Dying Wish Fuels Hogan Comeback

Before fans were smelling what The Rock was cooking at wrestling shows and on the big screen, before Stone Cold Steve Austin made the middle finger a sign of endearment, Hogan was the first wrestling megastar with crossover appeal. With Vince McMahon, he made the then-WWF a household name, helping launch Wrestlemania, the WWE's biggest annual show of the year, in 1985, making several late-night and morning show appearances, becoming the first professional wrestler to appear on the cover of Sports Illustrated and appearing in several less-than-successful movies.

Hogan had arguably paved the way for the success of The Rock, Austin and others, and his father thought that his son's 24 years in the business deserved a better ending. And they both believed the only fitting ending could happen in the place of Hogan's greatest success.

"I want to be remembered as the guy who slammed Andre the Giant [at Wrestlemania III in 1987]," Hogan said. "I don't want to be remembered as the guy Vince Russo fired. I don't want to be remembered like that."

Smelling What Hogan Was Cooking

After his father died, Hogan started negotiating his return with McMahon. He returned as a "heel" — a wrestling villain — in March, starting a rivalry with the WWE's greatest "babyface," or hero, The Rock — and headlining Wrestlemania X8 in a match at the Toronto SkyDome with The Scorpion King star in front of 68,237 fans.

Hogan lost the match — but he was still the winner. Though Hogan was a heel, fans cheered his every move that night and booed The Rock, chanting "Rocky sucks!" repeatedly. The fans welcomed Hogan back and turned him back into a babyface, surprising him and his family. They also extinguished any doubt he had about his legacy and began to help him pay tribute to his father.

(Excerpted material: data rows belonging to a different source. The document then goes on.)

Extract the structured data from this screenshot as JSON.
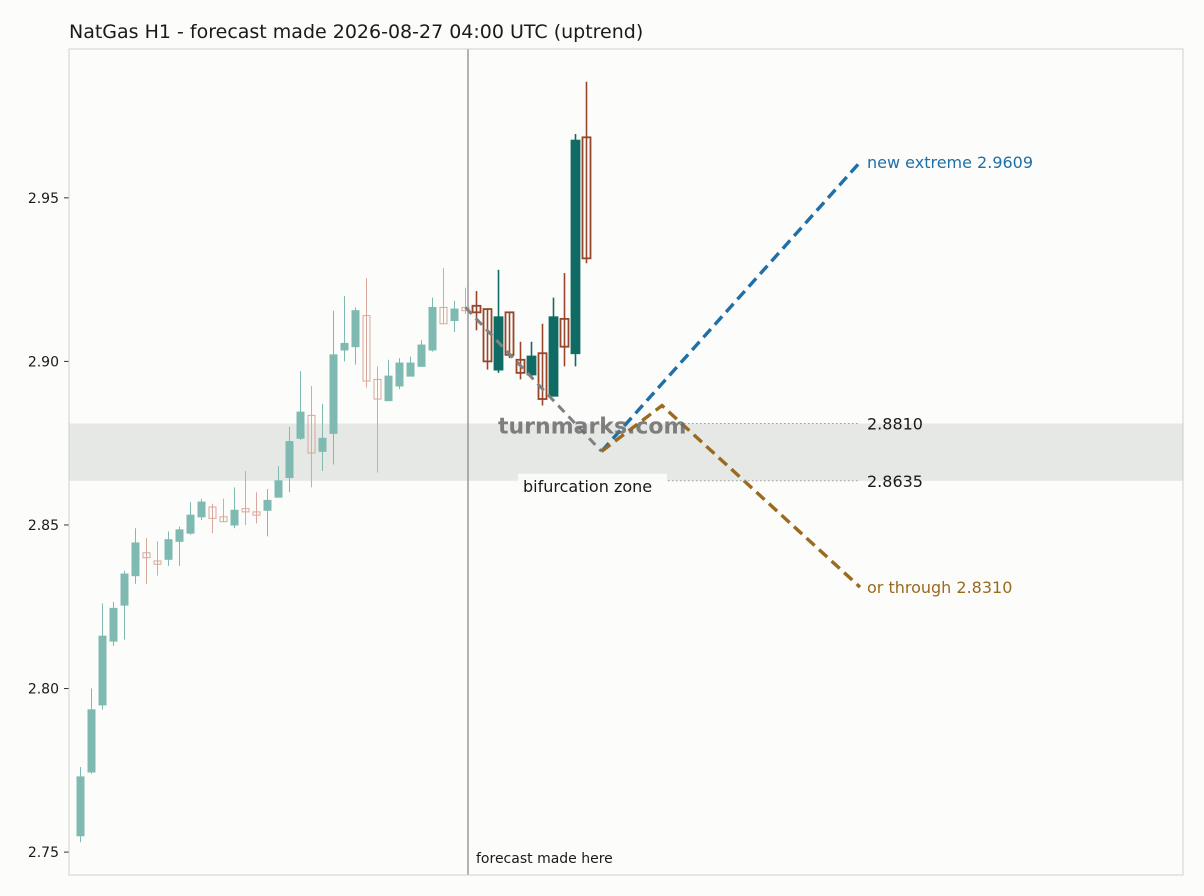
{
  "chart_data": {
    "type": "candlestick",
    "title": "NatGas H1 - forecast made 2026-08-27 04:00 UTC (uptrend)",
    "xlabel": "",
    "ylabel": "",
    "ylim": [
      2.743,
      2.9955
    ],
    "y_ticks": [
      "2.75",
      "2.80",
      "2.85",
      "2.90",
      "2.95"
    ],
    "grid": false,
    "colors": {
      "hist_up": "#7fbab2",
      "hist_down": "#d9a79b",
      "post_up": "#0f6b63",
      "post_down": "#97452b",
      "forecast_path": "#808080",
      "up_scenario": "#1f6fa8",
      "down_scenario": "#9a6a1f",
      "zone": "#e3e6e3"
    },
    "candles_before_forecast": [
      {
        "o": 2.755,
        "h": 2.776,
        "l": 2.753,
        "c": 2.773
      },
      {
        "o": 2.7745,
        "h": 2.8,
        "l": 2.774,
        "c": 2.7935
      },
      {
        "o": 2.795,
        "h": 2.826,
        "l": 2.7935,
        "c": 2.816
      },
      {
        "o": 2.8145,
        "h": 2.8265,
        "l": 2.813,
        "c": 2.8245
      },
      {
        "o": 2.8255,
        "h": 2.836,
        "l": 2.815,
        "c": 2.835
      },
      {
        "o": 2.8345,
        "h": 2.849,
        "l": 2.832,
        "c": 2.8445
      },
      {
        "o": 2.8415,
        "h": 2.846,
        "l": 2.832,
        "c": 2.84
      },
      {
        "o": 2.839,
        "h": 2.845,
        "l": 2.8345,
        "c": 2.838
      },
      {
        "o": 2.8395,
        "h": 2.848,
        "l": 2.8375,
        "c": 2.8455
      },
      {
        "o": 2.845,
        "h": 2.8495,
        "l": 2.8375,
        "c": 2.8485
      },
      {
        "o": 2.8475,
        "h": 2.857,
        "l": 2.847,
        "c": 2.853
      },
      {
        "o": 2.8525,
        "h": 2.858,
        "l": 2.8515,
        "c": 2.857
      },
      {
        "o": 2.8555,
        "h": 2.8565,
        "l": 2.8475,
        "c": 2.852
      },
      {
        "o": 2.8525,
        "h": 2.858,
        "l": 2.851,
        "c": 2.851
      },
      {
        "o": 2.85,
        "h": 2.8615,
        "l": 2.849,
        "c": 2.8545
      },
      {
        "o": 2.855,
        "h": 2.8665,
        "l": 2.85,
        "c": 2.854
      },
      {
        "o": 2.854,
        "h": 2.86,
        "l": 2.8505,
        "c": 2.853
      },
      {
        "o": 2.8545,
        "h": 2.861,
        "l": 2.8465,
        "c": 2.8575
      },
      {
        "o": 2.8585,
        "h": 2.868,
        "l": 2.8585,
        "c": 2.8635
      },
      {
        "o": 2.8645,
        "h": 2.88,
        "l": 2.86,
        "c": 2.8755
      },
      {
        "o": 2.8765,
        "h": 2.897,
        "l": 2.876,
        "c": 2.8845
      },
      {
        "o": 2.8835,
        "h": 2.8925,
        "l": 2.8615,
        "c": 2.872
      },
      {
        "o": 2.8725,
        "h": 2.887,
        "l": 2.8665,
        "c": 2.8765
      },
      {
        "o": 2.878,
        "h": 2.9155,
        "l": 2.8685,
        "c": 2.902
      },
      {
        "o": 2.9035,
        "h": 2.92,
        "l": 2.9,
        "c": 2.9055
      },
      {
        "o": 2.9045,
        "h": 2.9165,
        "l": 2.899,
        "c": 2.9155
      },
      {
        "o": 2.914,
        "h": 2.9255,
        "l": 2.892,
        "c": 2.894
      },
      {
        "o": 2.8945,
        "h": 2.8985,
        "l": 2.866,
        "c": 2.8885
      },
      {
        "o": 2.888,
        "h": 2.9005,
        "l": 2.888,
        "c": 2.8955
      },
      {
        "o": 2.8925,
        "h": 2.901,
        "l": 2.8915,
        "c": 2.8995
      },
      {
        "o": 2.8955,
        "h": 2.9015,
        "l": 2.8955,
        "c": 2.8995
      },
      {
        "o": 2.8985,
        "h": 2.9065,
        "l": 2.8985,
        "c": 2.905
      },
      {
        "o": 2.9035,
        "h": 2.9195,
        "l": 2.903,
        "c": 2.9165
      },
      {
        "o": 2.9165,
        "h": 2.9285,
        "l": 2.9115,
        "c": 2.9115
      },
      {
        "o": 2.9125,
        "h": 2.9185,
        "l": 2.909,
        "c": 2.916
      },
      {
        "o": 2.9165,
        "h": 2.9225,
        "l": 2.9145,
        "c": 2.9155
      }
    ],
    "candles_after_forecast": [
      {
        "o": 2.917,
        "h": 2.9215,
        "l": 2.9095,
        "c": 2.915
      },
      {
        "o": 2.916,
        "h": 2.916,
        "l": 2.8975,
        "c": 2.9
      },
      {
        "o": 2.8975,
        "h": 2.928,
        "l": 2.8965,
        "c": 2.9135
      },
      {
        "o": 2.915,
        "h": 2.915,
        "l": 2.901,
        "c": 2.902
      },
      {
        "o": 2.9005,
        "h": 2.906,
        "l": 2.8945,
        "c": 2.8965
      },
      {
        "o": 2.896,
        "h": 2.906,
        "l": 2.8955,
        "c": 2.9015
      },
      {
        "o": 2.9025,
        "h": 2.9115,
        "l": 2.8865,
        "c": 2.8885
      },
      {
        "o": 2.8895,
        "h": 2.9195,
        "l": 2.8895,
        "c": 2.9135
      },
      {
        "o": 2.913,
        "h": 2.927,
        "l": 2.8985,
        "c": 2.9045
      },
      {
        "o": 2.9025,
        "h": 2.9695,
        "l": 2.8985,
        "c": 2.9675
      },
      {
        "o": 2.9685,
        "h": 2.9855,
        "l": 2.93,
        "c": 2.9315
      }
    ],
    "forecast_path": [
      [
        0,
        2.9165
      ],
      [
        12,
        2.8725
      ]
    ],
    "up_scenario": {
      "from": [
        12,
        2.8725
      ],
      "to": [
        35.5,
        2.9609
      ]
    },
    "down_scenario": {
      "points": [
        [
          12,
          2.8725
        ],
        [
          17.5,
          2.8865
        ],
        [
          35.5,
          2.831
        ]
      ]
    },
    "bifurcation_zone": {
      "low": 2.8635,
      "high": 2.881
    },
    "annotations": {
      "forecast_marker": "forecast made here",
      "zone_label": "bifurcation zone",
      "zone_high": "2.8810",
      "zone_low": "2.8635",
      "up_label": "new extreme 2.9609",
      "down_label": "or through 2.8310",
      "watermark": "turnmarks.com"
    }
  }
}
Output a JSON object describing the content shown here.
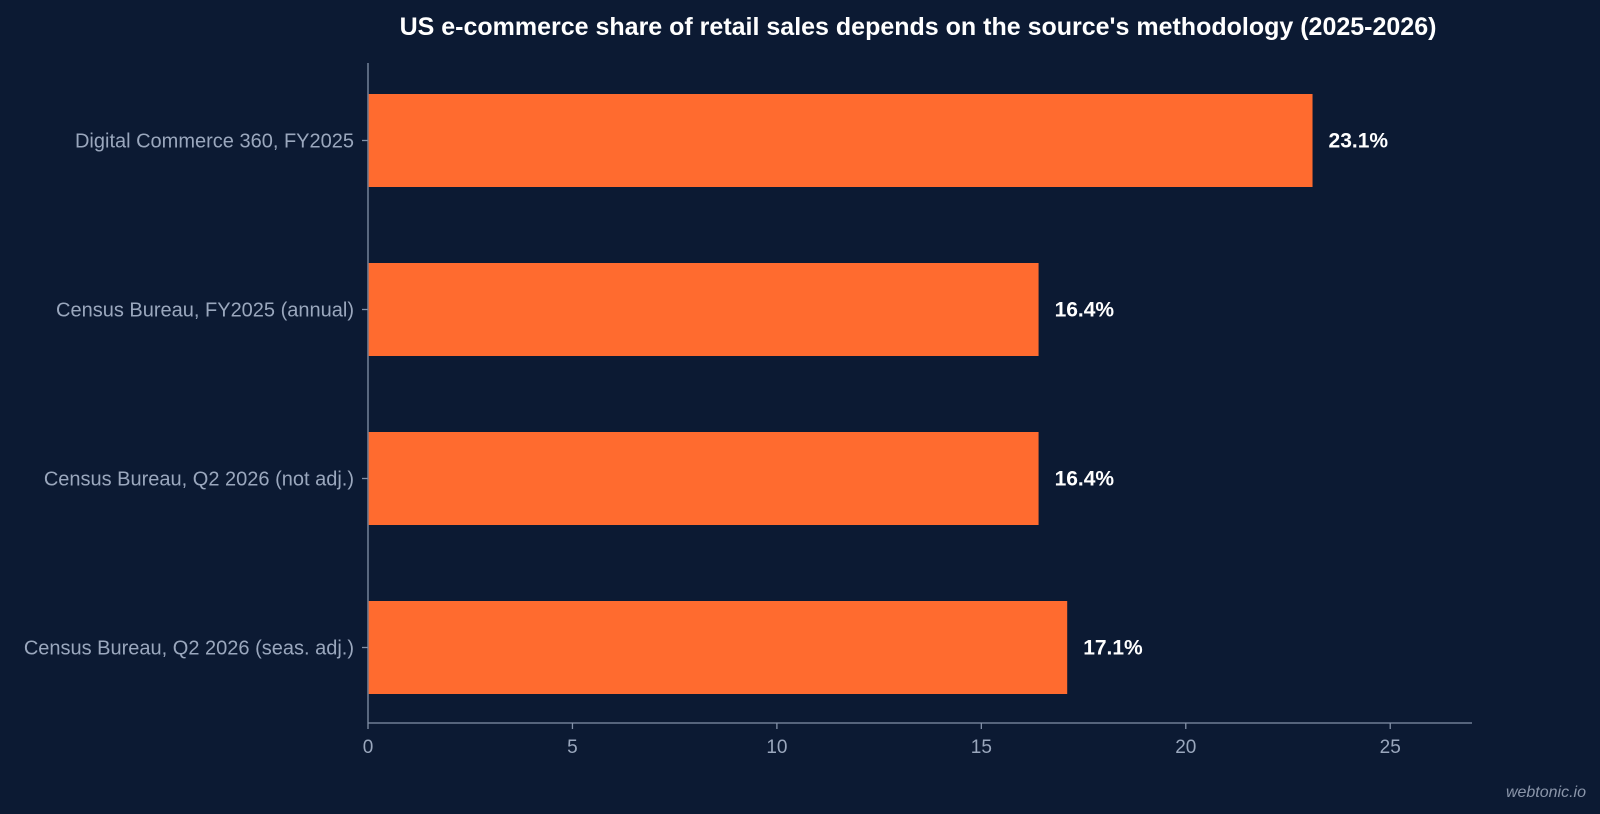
{
  "chart_data": {
    "type": "bar",
    "orientation": "horizontal",
    "title": "US e-commerce share of retail sales depends on the source's methodology (2025-2026)",
    "categories": [
      "Digital Commerce 360, FY2025",
      "Census Bureau, FY2025 (annual)",
      "Census Bureau, Q2 2026 (not adj.)",
      "Census Bureau, Q2 2026 (seas. adj.)"
    ],
    "values": [
      23.1,
      16.4,
      16.4,
      17.1
    ],
    "value_labels": [
      "23.1%",
      "16.4%",
      "16.4%",
      "17.1%"
    ],
    "xticks": [
      0,
      5,
      10,
      15,
      20,
      25
    ],
    "xlim": [
      0,
      27
    ],
    "grid": false,
    "colors": {
      "background": "#0c1a33",
      "bar": "#ff6b2f",
      "axis": "#8391a8"
    }
  },
  "watermark": "webtonic.io"
}
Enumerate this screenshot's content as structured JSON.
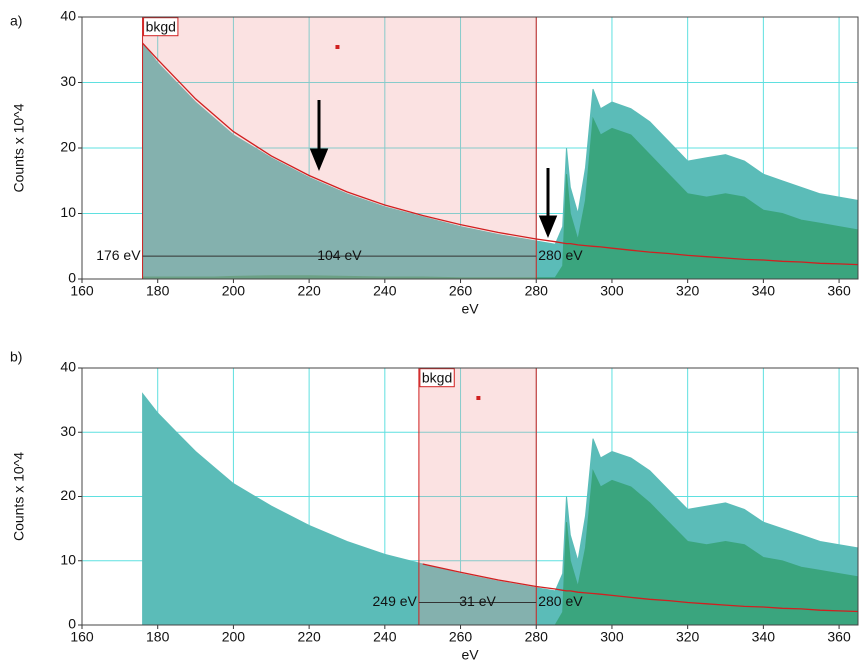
{
  "chart_data": [
    {
      "type": "area",
      "panel_label": "a)",
      "xlabel": "eV",
      "ylabel": "Counts x 10^4",
      "xlim": [
        160,
        365
      ],
      "ylim": [
        0,
        40
      ],
      "xticks": [
        160,
        180,
        200,
        220,
        240,
        260,
        280,
        300,
        320,
        340,
        360
      ],
      "yticks": [
        0,
        10,
        20,
        30,
        40
      ],
      "grid": true,
      "x": [
        176,
        180,
        185,
        190,
        195,
        200,
        210,
        220,
        230,
        240,
        250,
        260,
        270,
        280,
        285,
        287,
        288,
        289,
        291,
        293,
        295,
        297,
        300,
        305,
        310,
        315,
        320,
        325,
        330,
        335,
        340,
        345,
        350,
        355,
        360,
        365
      ],
      "series": [
        {
          "kind": "area",
          "color": "#5bbcb8",
          "values": [
            36,
            33,
            30,
            27,
            24.5,
            22,
            18.5,
            15.5,
            13,
            11,
            9.5,
            8,
            6.8,
            5.8,
            5.3,
            8,
            20,
            14,
            10,
            17,
            29,
            26,
            27,
            26,
            24,
            21,
            18,
            18.5,
            19,
            18,
            16,
            15,
            14,
            13,
            12.5,
            12
          ]
        },
        {
          "kind": "area",
          "color": "#3aa57e",
          "values": [
            0.3,
            0.3,
            0.3,
            0.3,
            0.3,
            0.4,
            0.5,
            0.5,
            0.4,
            0.3,
            0.3,
            0.2,
            0.2,
            0.2,
            0.2,
            2,
            16,
            10,
            6,
            12,
            24.5,
            22,
            23,
            22,
            19,
            16,
            13,
            12.5,
            13,
            12.5,
            10.5,
            10,
            9,
            8.5,
            8,
            7.5
          ]
        },
        {
          "kind": "line",
          "color": "#d02020",
          "values": [
            36,
            33.5,
            30.5,
            27.5,
            25,
            22.5,
            18.8,
            15.8,
            13.3,
            11.3,
            9.7,
            8.3,
            7.1,
            6.1,
            5.7,
            5.5,
            5.4,
            5.4,
            5.2,
            5.1,
            5,
            4.9,
            4.7,
            4.4,
            4.1,
            3.9,
            3.6,
            3.4,
            3.2,
            3,
            2.9,
            2.7,
            2.6,
            2.4,
            2.3,
            2.2
          ]
        }
      ],
      "window": {
        "label": "bkgd",
        "start": {
          "value": 176,
          "label": "176 eV"
        },
        "end": {
          "value": 280,
          "label": "280 eV"
        },
        "width": {
          "value": 104,
          "label": "104 eV"
        }
      }
    },
    {
      "type": "area",
      "panel_label": "b)",
      "xlabel": "eV",
      "ylabel": "Counts x 10^4",
      "xlim": [
        160,
        365
      ],
      "ylim": [
        0,
        40
      ],
      "xticks": [
        160,
        180,
        200,
        220,
        240,
        260,
        280,
        300,
        320,
        340,
        360
      ],
      "yticks": [
        0,
        10,
        20,
        30,
        40
      ],
      "grid": true,
      "x": [
        176,
        180,
        185,
        190,
        195,
        200,
        210,
        220,
        230,
        240,
        250,
        260,
        270,
        280,
        285,
        287,
        288,
        289,
        291,
        293,
        295,
        297,
        300,
        305,
        310,
        315,
        320,
        325,
        330,
        335,
        340,
        345,
        350,
        355,
        360,
        365
      ],
      "series": [
        {
          "kind": "area",
          "color": "#5bbcb8",
          "values": [
            36,
            33,
            30,
            27,
            24.5,
            22,
            18.5,
            15.5,
            13,
            11,
            9.5,
            8,
            6.8,
            5.8,
            5.3,
            8,
            20,
            14,
            10,
            17,
            29,
            26,
            27,
            26,
            24,
            21,
            18,
            18.5,
            19,
            18,
            16,
            15,
            14,
            13,
            12.5,
            12
          ]
        },
        {
          "kind": "area",
          "color": "#3aa57e",
          "values": [
            0,
            0,
            0,
            0,
            0,
            0,
            0,
            0,
            0,
            0,
            0,
            0,
            0,
            0,
            0,
            2,
            16,
            10,
            6,
            12,
            24,
            21.5,
            22.5,
            21.5,
            19,
            16,
            13,
            12.5,
            13,
            12.5,
            10.5,
            10,
            9,
            8.5,
            8,
            7.5
          ]
        },
        {
          "kind": "line",
          "color": "#d02020",
          "values": [
            null,
            null,
            null,
            null,
            null,
            null,
            null,
            null,
            null,
            null,
            9.5,
            8.2,
            7,
            6,
            5.6,
            5.4,
            5.3,
            5.3,
            5.1,
            5,
            4.9,
            4.8,
            4.6,
            4.3,
            4,
            3.8,
            3.5,
            3.3,
            3.1,
            2.9,
            2.8,
            2.6,
            2.5,
            2.3,
            2.2,
            2.1
          ]
        }
      ],
      "window": {
        "label": "bkgd",
        "start": {
          "value": 249,
          "label": "249 eV"
        },
        "end": {
          "value": 280,
          "label": "280 eV"
        },
        "width": {
          "value": 31,
          "label": "31 eV"
        }
      }
    }
  ]
}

"I knew there was something special between me and The Rock, whatever that is," Hogan said. "Then we get to Wrestlemania and 70,000 are cheering for Hogan. It just blew our minds. It's just been unbelievable ever since."

The ovations for Hogan have continued as fans have filled arenas nationwide, some seeing him at live shows for the first time while others watch him for what they think will be the last time. Is nostalgia fueling this rebirth of Hulkamania?

"I think it's an out of sight, out of mind kind of thing," said The Phantom, host of the weekly radio show Get in the Ring, who requested that his identity remain anonymous. "He'd been out of the public eye for such a long time, the fervor for his return was that much more. And the fact that he's returned to the place where he first got famous helps. So much for those Internet fans who criticized Hogan the most yet cheer for him the loudest these days."

A Changed Industry, a New Role

Much has changed since Hogan was last in the WWE. The curtain has been pulled back on professional wrestling. The industry openly admits that the outcome of its matches are scripted, and wrestlers are more open about their background and private lives. Back then, between 1984 and 1993, Hogan was the face of the WWE — the only star who could fill the arenas and likely to appear in the mass media. And he won practically all the time.

Today, Hogan is a wrestling legend but is considered a star among many WWE stars. He is not in main events all the time. Several surgeries on his left knee have slowed him down in the ring and forced him to wear a brace, even though he jokes, "My knee is the best damn thing on me nowadays."